In the world of banking, we have an alphabet soup of regulations and regulators. One regulator we don’t often hear about is the Federal Trade Commission (FTC). Well, take note because the FTC issued a final rule last month that will prevent most employers from enforcing noncompete agreements against workers, with only limited exceptions. If your bank enters into noncompetes, or if you’ve ever entered one yourself, it is something to pay attention to.

The final rule, which will become effective on September 4th, will make it unlawful for all “employers,” defined broadly to include any natural person, partnership, corporation, association, or other legal entity within the Commission’s jurisdiction, to:

  • Enter into, or attempt to enter into, a noncompete with a worker;
  • Maintain a pre-existing noncompete with a worker except for existing noncompetes with “senior executives;” or
  • Represent to a worker that the worker is subject to a noncompete.

The final rule defines a “senior executive” as a worker in a policy-making position who received compensation of at least $151,164 in the preceding year (either in total or on an annualized basis). A “policy-making position” means “a business entity’s president, chief executive officer, or equivalent, and any other officer of a business entity who has policy-making authority, or any other natural person who has policy-making authority for the business entity similar to an officer with policy-making authority.”

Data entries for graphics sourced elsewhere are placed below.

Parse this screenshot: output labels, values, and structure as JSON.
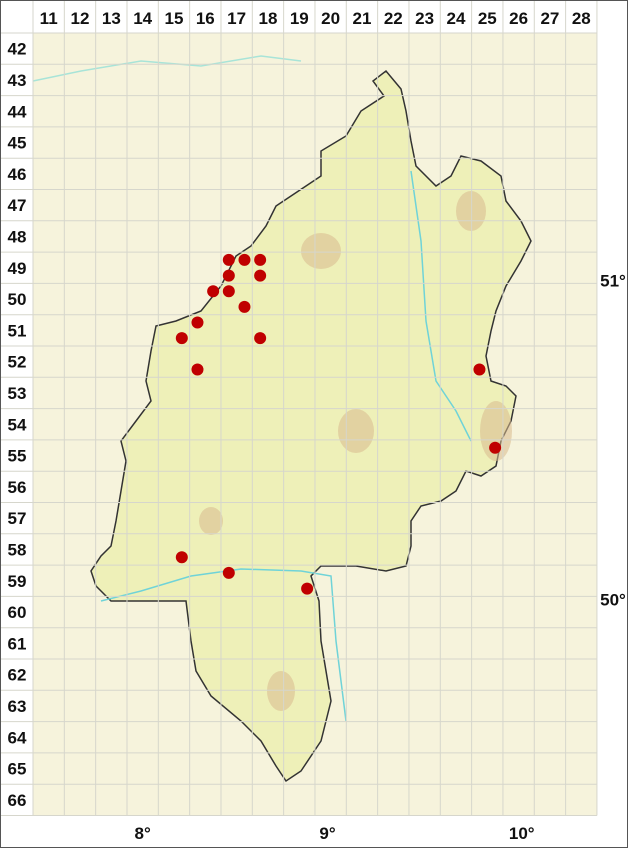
{
  "map": {
    "columns": [
      "11",
      "12",
      "13",
      "14",
      "15",
      "16",
      "17",
      "18",
      "19",
      "20",
      "21",
      "22",
      "23",
      "24",
      "25",
      "26",
      "27",
      "28"
    ],
    "rows": [
      "42",
      "43",
      "44",
      "45",
      "46",
      "47",
      "48",
      "49",
      "50",
      "51",
      "52",
      "53",
      "54",
      "55",
      "56",
      "57",
      "58",
      "59",
      "60",
      "61",
      "62",
      "63",
      "64",
      "65",
      "66"
    ],
    "longitude_labels": [
      {
        "text": "8°",
        "col": 14.5
      },
      {
        "text": "9°",
        "col": 20.4
      },
      {
        "text": "10°",
        "col": 26.6
      }
    ],
    "latitude_labels": [
      {
        "text": "51°",
        "row": 49.9
      },
      {
        "text": "50°",
        "row": 60.1
      }
    ],
    "colors": {
      "background": "#f6f3dc",
      "region": "#eef0b8",
      "relief": "#d9c39a",
      "grid": "#d8d8c8",
      "border": "#333333",
      "river": "#6fd3d8",
      "dot": "#c00000"
    },
    "occurrences": [
      {
        "col": 16.75,
        "row": 48.75
      },
      {
        "col": 17.25,
        "row": 48.75
      },
      {
        "col": 17.75,
        "row": 48.75
      },
      {
        "col": 16.75,
        "row": 49.25
      },
      {
        "col": 17.75,
        "row": 49.25
      },
      {
        "col": 16.25,
        "row": 49.75
      },
      {
        "col": 16.75,
        "row": 49.75
      },
      {
        "col": 17.25,
        "row": 50.25
      },
      {
        "col": 15.75,
        "row": 50.75
      },
      {
        "col": 15.25,
        "row": 51.25
      },
      {
        "col": 17.75,
        "row": 51.25
      },
      {
        "col": 15.75,
        "row": 52.25
      },
      {
        "col": 24.75,
        "row": 52.25
      },
      {
        "col": 25.25,
        "row": 54.75
      },
      {
        "col": 15.25,
        "row": 58.25
      },
      {
        "col": 16.75,
        "row": 58.75
      },
      {
        "col": 19.25,
        "row": 59.25
      }
    ]
  }
}
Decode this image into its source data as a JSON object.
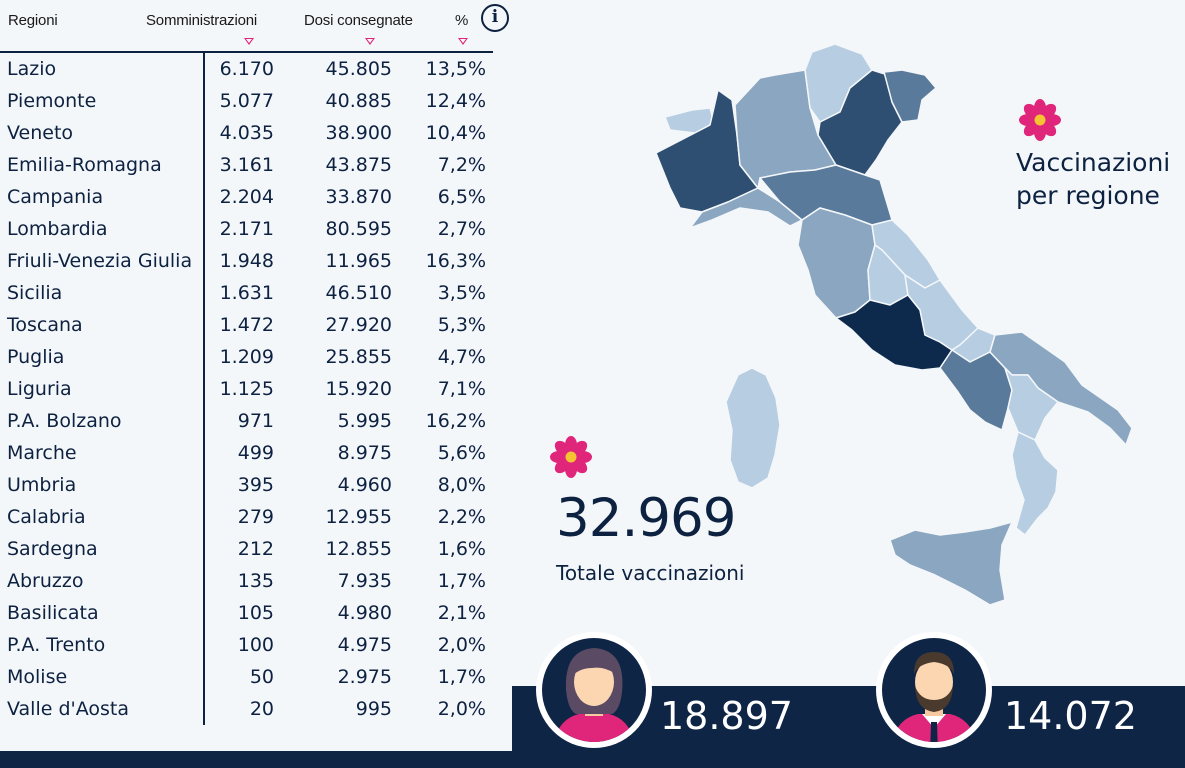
{
  "table": {
    "headers": {
      "region": "Regioni",
      "administrations": "Somministrazioni",
      "doses": "Dosi consegnate",
      "percent": "%"
    },
    "rows": [
      {
        "region": "Lazio",
        "administrations": "6.170",
        "doses": "45.805",
        "percent": "13,5%"
      },
      {
        "region": "Piemonte",
        "administrations": "5.077",
        "doses": "40.885",
        "percent": "12,4%"
      },
      {
        "region": "Veneto",
        "administrations": "4.035",
        "doses": "38.900",
        "percent": "10,4%"
      },
      {
        "region": "Emilia-Romagna",
        "administrations": "3.161",
        "doses": "43.875",
        "percent": "7,2%"
      },
      {
        "region": "Campania",
        "administrations": "2.204",
        "doses": "33.870",
        "percent": "6,5%"
      },
      {
        "region": "Lombardia",
        "administrations": "2.171",
        "doses": "80.595",
        "percent": "2,7%"
      },
      {
        "region": "Friuli-Venezia Giulia",
        "administrations": "1.948",
        "doses": "11.965",
        "percent": "16,3%"
      },
      {
        "region": "Sicilia",
        "administrations": "1.631",
        "doses": "46.510",
        "percent": "3,5%"
      },
      {
        "region": "Toscana",
        "administrations": "1.472",
        "doses": "27.920",
        "percent": "5,3%"
      },
      {
        "region": "Puglia",
        "administrations": "1.209",
        "doses": "25.855",
        "percent": "4,7%"
      },
      {
        "region": "Liguria",
        "administrations": "1.125",
        "doses": "15.920",
        "percent": "7,1%"
      },
      {
        "region": "P.A. Bolzano",
        "administrations": "971",
        "doses": "5.995",
        "percent": "16,2%"
      },
      {
        "region": "Marche",
        "administrations": "499",
        "doses": "8.975",
        "percent": "5,6%"
      },
      {
        "region": "Umbria",
        "administrations": "395",
        "doses": "4.960",
        "percent": "8,0%"
      },
      {
        "region": "Calabria",
        "administrations": "279",
        "doses": "12.955",
        "percent": "2,2%"
      },
      {
        "region": "Sardegna",
        "administrations": "212",
        "doses": "12.855",
        "percent": "1,6%"
      },
      {
        "region": "Abruzzo",
        "administrations": "135",
        "doses": "7.935",
        "percent": "1,7%"
      },
      {
        "region": "Basilicata",
        "administrations": "105",
        "doses": "4.980",
        "percent": "2,1%"
      },
      {
        "region": "P.A. Trento",
        "administrations": "100",
        "doses": "4.975",
        "percent": "2,0%"
      },
      {
        "region": "Molise",
        "administrations": "50",
        "doses": "2.975",
        "percent": "1,7%"
      },
      {
        "region": "Valle d'Aosta",
        "administrations": "20",
        "doses": "995",
        "percent": "2,0%"
      }
    ]
  },
  "map": {
    "title_line1": "Vaccinazioni",
    "title_line2": "per regione"
  },
  "totals": {
    "total_value": "32.969",
    "total_label": "Totale vaccinazioni",
    "female_value": "18.897",
    "male_value": "14.072"
  },
  "icons": [
    "info-icon",
    "sort-down-icon",
    "flower-icon",
    "female-avatar-icon",
    "male-avatar-icon"
  ],
  "colors": {
    "navy": "#0f2546",
    "accent": "#e0267a",
    "map_darkest": "#0d2a4d",
    "map_dark": "#2e4f72",
    "map_mid": "#5a7a9b",
    "map_light": "#8ba6c1",
    "map_lightest": "#b6cde2"
  }
}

Existing noncompetes with all other workers become unenforceable upon the final rule’s effective date. Employers must notify workers, including anyone who previously worked for the business enterprise, that their noncompete agreements are no longer enforceable. The final rule provides model language for this notice.

As you may have noticed, the noncompete ban applies only to entities regulated by the FTC, and banks are excluded from FTC jurisdiction. In the rulemaking, the FTC acknowledges that “whether [the federal banking regulators] apply the rule to entities under their jurisdiction is a question for those agencies.” At this point, there is no indication that federal banking regulators will attempt to apply the FTC’s noncompete ban on banks. Banking regulators will likely take a hold-and-see approach while lawsuits challenging the rule are litigated.

The FTC expressly declined to exclude bank holding companies, subsidiaries, and other affiliates of excluded financial institutions from the rule if those entities otherwise fall within the FTC’s jurisdiction. Therefore, while banks are currently excluded, their parent companies and affiliates are subject to the noncompete ban and the enforcement of the FTC. This is an essential consideration for banking organizations with shared employees.